# Symmetry Groups

1. Sep 9, 2007

### americanforest

What does it mean to say to say that the electroweak interaction is described by a gauge field theory based on the $$SU(2)_{L}\times$$$$U(1)_Y$$ symmetry group?

I know that SU(2) is a group of unitary matrices and U(1) is the circle group but I don't really see what the sentence means. I haven't taken any quantum mechanics but an doing research on Higgs decays and would like to gain a bit more understanding.

Last edited: Sep 9, 2007
2. Sep 9, 2007

### americanforest

anybody?

3. Sep 15, 2007

### samalkhaiat

4. Sep 15, 2007

### mjsd

ok, if you just wanna understand what this statement means then:
the keyword in this sentence is gauge field theory. The group can be any (Lie) groups really, but gauge invariance means a lot. Suppose you have a group transformation operator, $$U(\vec \alpha) = \exp (i \vec \alpha \cdot \vec g)$$ where
$$\vec g = (g_1, g_2, \ldots, g_n)$$ and the $$g_i$$ is a generator of the group G. here $$\vec \alpha = (\alpha_1, \alpha_2, \ldots, \alpha_n)$$ is just a list of parameters. now if a transformation under $$U(\vec \alpha)$$, say
$$\psi'(x)=U(\vec \alpha) \psi(x)$$ leave your overall Lagrangian (say a Dirac Lagrangian) invariance, then we say the Lagrangian is invariant under a global phase transformation. Now what is this Lagrangian, it is unimportant for someone who do not know Quantum Mechanics. But what is important is that suppose you have some Lagrangian which is made up of some combinations of the $$\psi(x)$$ field and its conjugate put together in such a way that when you apply $$U(\vec \alpha)$$ to them the overall Lagrangian won't change (of course this needs not happen, but let's assume it does).
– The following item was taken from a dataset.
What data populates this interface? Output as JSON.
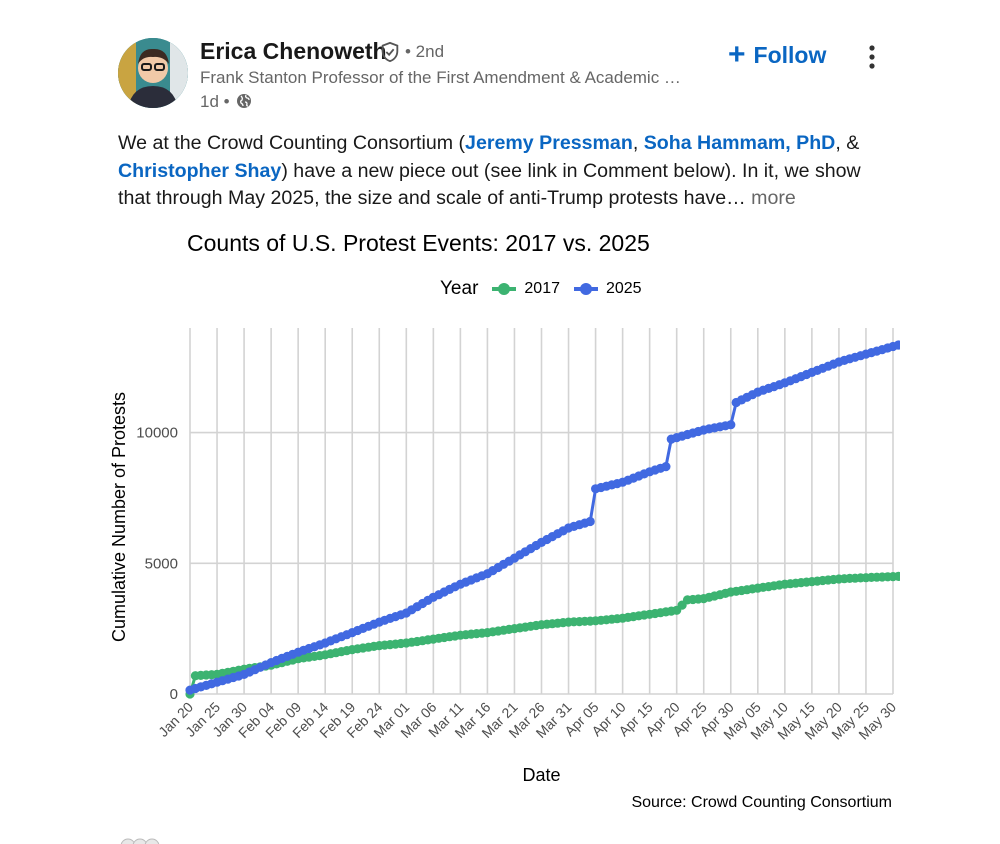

now we can go further and ask whether each $$\alpha_i$$ are just numbers or can they be dependent on x (the position coordinate) as well? In general, you will find that the Lagrangian under such transformation as $$U(\vec \alpha(x))$$, do change and in order to keep it invariant, you need to introduce a gauge field and the associated gauge transformation of this field. So everytime when apply $$U(\vec \alpha(x))$$ to $$\psi(x)$$, you also apply this gauge tranformation to your gauge field. Now if the overall Lagrangian remains unchanged after these series of tranformations (local gauge transformation), then we say it is gauge invariance. (ok... that's all you really need to know, without seeing the maths)

Now, the obvious by-product of the above process is the introduction of the gauge field which turns out to be, in the SU(2)xU(1) case, corresponding to the electroweak force. So, to answer your question as to what that initial statment means, it is nothing but saying that the gauge field associated with the SU(2)xU(1) group (when you apply this symmetry it leaves the appropriate electroweak lagrangian invariant) turns out to be the electroweak force we observed in reality.

people are motivated to look at this because for quantum electrodynamics (QED), the group is $$U(1)_Q$$ where Q means charge. And it is known for a while that local gauge invariance is exactly how to explain electromagnetic interactions. Electroweak and SU(2)xU(1) is a great triumph for physics and symmetry.

NB: the generators for $$SU(2)_L\times U(1)_Y$$ (for electroweak) are the pauli spin matrices and hypercharge Y (whatever that means.. but the key point is that it is different from Q)

.